Como fundamentos de sus peticiones la accionante expone que el Tribunal accionado al revocar una sentencia que se hallaba en firme, incurrió en vía de hecho, porque no se examinó en su integridad el proceso en cuestión, “desconociendo que no es necesario la notificación personal cuando la adición de los bienes se hace a continuación” del mismo proceso, pues la ley no exige dicha notificación. Relata que el proceso adelantado en contra de Ramiro de León Pinto fue rituado en debida forma, donde pudo utilizar todos los recursos. 3.

La Corte admitió a trámite la demanda de tutela, requirió para su examen el expediente contentivo del proceso origen de la queja constitucional y dispuso librar las comunicaciones de rigor. 4. El Tribunal accionado, por intermedio de uno de sus magistrados, en referencia a la presente acción constitucional, informó que del sistema de gestión judicial se advierte que la sentencia cuestionada por vía de tutela, fue emitida el 11 de mayo de 2009, circunstancia que no armoniza con el principio de inmediatez inherente a este tipo de acciones.

CONSIDERACIONES 1. El artículo 86 de la Constitución Política, garantiza la inmediata protección de sus derechos fundamentales frente a toda vulneración o amenaza que los afecte por acción u omisión de las autoridades públicas y, en ciertas hipótesis, de los particulares, mediante el ejercicio de la acción de tutela, cuya finalidad protectora es de naturaleza excepcional, residual, subsidiaria y comporta la ausencia de otros mecanismos, el agotamiento de los disciplinados. 2.
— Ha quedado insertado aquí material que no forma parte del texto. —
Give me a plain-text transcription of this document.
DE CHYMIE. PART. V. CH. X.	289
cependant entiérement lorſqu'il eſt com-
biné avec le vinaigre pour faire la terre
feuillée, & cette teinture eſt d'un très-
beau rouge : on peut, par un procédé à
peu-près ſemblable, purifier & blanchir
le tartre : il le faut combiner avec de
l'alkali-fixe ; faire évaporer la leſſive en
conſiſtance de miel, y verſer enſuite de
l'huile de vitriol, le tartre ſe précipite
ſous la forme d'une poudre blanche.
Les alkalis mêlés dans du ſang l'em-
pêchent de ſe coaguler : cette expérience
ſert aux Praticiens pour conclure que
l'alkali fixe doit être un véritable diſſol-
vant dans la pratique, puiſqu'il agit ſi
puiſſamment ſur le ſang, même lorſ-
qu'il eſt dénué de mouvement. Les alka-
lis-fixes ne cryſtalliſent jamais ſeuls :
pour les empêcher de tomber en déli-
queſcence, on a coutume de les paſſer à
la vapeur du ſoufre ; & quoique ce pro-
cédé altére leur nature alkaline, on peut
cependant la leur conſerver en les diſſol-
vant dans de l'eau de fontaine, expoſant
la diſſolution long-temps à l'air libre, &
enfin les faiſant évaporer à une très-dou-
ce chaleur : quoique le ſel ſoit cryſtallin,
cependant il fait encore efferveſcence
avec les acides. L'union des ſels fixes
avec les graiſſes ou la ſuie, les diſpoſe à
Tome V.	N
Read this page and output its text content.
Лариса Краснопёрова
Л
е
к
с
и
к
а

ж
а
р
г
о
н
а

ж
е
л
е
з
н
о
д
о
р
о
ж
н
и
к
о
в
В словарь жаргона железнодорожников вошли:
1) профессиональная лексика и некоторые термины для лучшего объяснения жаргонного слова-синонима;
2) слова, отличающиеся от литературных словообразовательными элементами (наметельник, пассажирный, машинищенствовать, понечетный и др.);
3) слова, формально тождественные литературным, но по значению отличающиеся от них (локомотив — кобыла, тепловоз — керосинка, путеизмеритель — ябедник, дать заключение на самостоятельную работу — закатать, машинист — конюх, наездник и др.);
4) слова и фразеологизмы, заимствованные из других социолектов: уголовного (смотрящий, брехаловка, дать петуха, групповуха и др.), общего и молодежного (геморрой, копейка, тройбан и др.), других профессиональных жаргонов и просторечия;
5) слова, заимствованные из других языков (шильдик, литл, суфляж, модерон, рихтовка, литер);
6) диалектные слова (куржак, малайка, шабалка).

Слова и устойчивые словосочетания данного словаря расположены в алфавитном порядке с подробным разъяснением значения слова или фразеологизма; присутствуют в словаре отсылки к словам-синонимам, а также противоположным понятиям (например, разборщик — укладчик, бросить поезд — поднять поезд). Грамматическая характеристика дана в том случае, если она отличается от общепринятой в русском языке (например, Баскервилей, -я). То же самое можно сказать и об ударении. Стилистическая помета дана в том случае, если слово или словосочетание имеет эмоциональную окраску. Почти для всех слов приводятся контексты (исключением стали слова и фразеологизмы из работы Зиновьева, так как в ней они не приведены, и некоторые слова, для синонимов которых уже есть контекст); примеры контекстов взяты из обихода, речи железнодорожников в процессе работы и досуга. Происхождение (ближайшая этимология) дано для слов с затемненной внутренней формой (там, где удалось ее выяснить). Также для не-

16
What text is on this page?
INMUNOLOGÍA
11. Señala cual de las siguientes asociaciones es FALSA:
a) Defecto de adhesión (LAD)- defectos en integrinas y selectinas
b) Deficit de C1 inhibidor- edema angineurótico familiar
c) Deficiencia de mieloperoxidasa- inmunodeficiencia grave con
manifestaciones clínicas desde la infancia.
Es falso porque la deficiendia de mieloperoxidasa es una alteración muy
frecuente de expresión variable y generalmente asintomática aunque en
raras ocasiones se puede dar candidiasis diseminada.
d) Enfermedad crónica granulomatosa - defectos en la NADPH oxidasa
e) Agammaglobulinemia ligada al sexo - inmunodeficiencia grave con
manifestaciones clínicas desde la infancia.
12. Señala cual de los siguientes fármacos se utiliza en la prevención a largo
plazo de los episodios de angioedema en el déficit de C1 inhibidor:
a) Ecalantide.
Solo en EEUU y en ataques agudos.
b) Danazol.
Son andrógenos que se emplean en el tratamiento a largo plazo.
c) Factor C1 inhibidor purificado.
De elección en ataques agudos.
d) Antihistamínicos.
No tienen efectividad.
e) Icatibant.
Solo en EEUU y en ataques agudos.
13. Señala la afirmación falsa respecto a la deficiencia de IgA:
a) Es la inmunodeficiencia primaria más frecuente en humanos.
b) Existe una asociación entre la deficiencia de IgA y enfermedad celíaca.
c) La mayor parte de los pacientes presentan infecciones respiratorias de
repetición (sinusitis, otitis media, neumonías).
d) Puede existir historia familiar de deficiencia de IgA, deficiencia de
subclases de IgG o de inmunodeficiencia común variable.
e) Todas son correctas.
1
Acorde con el anterior postulado y examinados los fundamentos de la queja constitucional así como los elementos de juicio allegados al expediente, para la Sala es claro en el sub lite la improcedencia de la acción de tutela, toda vez que entre la sentencia objeto de cuestionamiento -11 de mayo de 2009- y la formulación de la solicitud de amparo –20 de abril de 2010-, transcurrió cerca de un año, lo cual devela la notoria tardanza de la interesada en procurar la protección de los derechos reclamados y se traduce en la falta del requisito de la inmediatez consustancial a su ejercicio.

A este respecto la jurisprudencia constitucional ha sido constante en señalar que la persona afectada en sus garantías esenciales debe activar esta vía excepcional, tan pronto ocurra el acto o la omisión generatriz de la supuesta trasgresión o amenaza, pues la demora en acudir a ella pone en entredicho la urgencia del reclamo e impide escrutar por esta vía las decisiones y actuaciones materia de censura.

En pretérita ocasión esta Sala de la Corte, a propósito del mencionado requisito, señaló: “ Tal conclusión no responde a un parecer arbitrario de esta Sala; por el contrario, coincide con la posición que sobre el tema ha fijado la jurisprudencia constitucional y la doctrina nacional. En efecto, a pesar de la desaparición del término de caducidad de dos meses que el art. 11 del Dec. 2591 de 1991 había señalado para ejercer la acción de tutela, declarado inexequible por sentencia C-543 de 1992 de la Corte Constitucional, con posterioridad a ello se ha entendido ‘Que si bien no existe un término límite para el ejercicio de la acción, de todas formas, por la naturaleza, el objeto de protección y la finalidad de este mecanismo de defensa judicial, la presentación de la acción de tutela debe realizarse dentro de un término razonable, que permita la protección inmediata del derecho fundamental a que se refiere el artículo 86 de la Carta Política.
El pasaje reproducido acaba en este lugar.